Segundo a Safras & Mercado, em alguns estados do Norte e do Centro-Oeste do Brasil o preço pago pela arroba do boi recuou, em meio ao bom volume de animais terminados. A expectativa é de que os frigoríficos sigam testando o mercado.

Já em estados como São Paulo e Mato Grosso, contudo, os preços se mantiveram ou até subiram, diante das escalas de abate mais curtas por parte dos frigoríficos. A oferta limitada de animais nessas regiões acabou trazendo um custo maior de frete aos frigoríficos para trazer o boi gordo de estados vizinhos.

Mercado atacadista
O mercado atacadista voltou a se deparar com acomodação dos preços. A reposição entre atacado e varejo flui de maneira lenta, quadro que deve se acentuar durante a semana.
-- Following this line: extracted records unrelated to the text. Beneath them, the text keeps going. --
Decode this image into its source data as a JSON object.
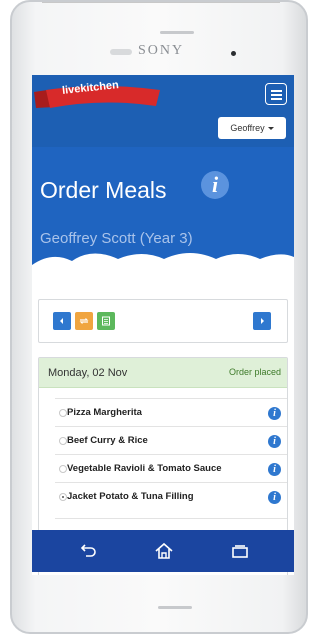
{
  "device": {
    "brand": "SONY"
  },
  "app": {
    "logo_text": "livekitchen",
    "user_button": "Geoffrey",
    "page_title": "Order Meals",
    "subtitle": "Geoffrey Scott (Year 3)"
  },
  "colors": {
    "topbar": "#1d5fb3",
    "hero": "#1f64c0",
    "ribbon": "#d82a2a",
    "nav_blue": "#2f78cf",
    "nav_orange": "#f0a540",
    "nav_green": "#5cb85c",
    "order_placed_bg": "#dff0d8",
    "system_nav": "#1b45a0"
  },
  "toolbar": {
    "buttons": [
      {
        "name": "previous-week-button",
        "icon": "chevron-left-icon"
      },
      {
        "name": "repeat-order-button",
        "icon": "repeat-icon"
      },
      {
        "name": "menu-list-button",
        "icon": "list-icon"
      },
      {
        "name": "next-week-button",
        "icon": "chevron-right-icon"
      }
    ]
  },
  "day": {
    "date": "Monday, 02 Nov",
    "status": "Order placed",
    "meals": [
      {
        "name": "Pizza Margherita",
        "selected": false
      },
      {
        "name": "Beef Curry & Rice",
        "selected": false
      },
      {
        "name": "Vegetable Ravioli & Tomato Sauce",
        "selected": false
      },
      {
        "name": "Jacket Potato & Tuna Filling",
        "selected": true
      }
    ]
  },
  "system_nav": [
    "back-icon",
    "home-icon",
    "recent-apps-icon"
  ]
}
Com essa dinâmica a perspectiva é de queda das indicações no curto prazo, com maior intensidade nos cortes mais nobres, menos demandados nessa época do ano.

Funrural
O destaque do fim de semana foi a notícia de que uma liminar liberou os frigoríficos de Mato Grosso do Sul de recolherem os tributos do Fundo de Apoio ao Trabalhador Rural (Funrural).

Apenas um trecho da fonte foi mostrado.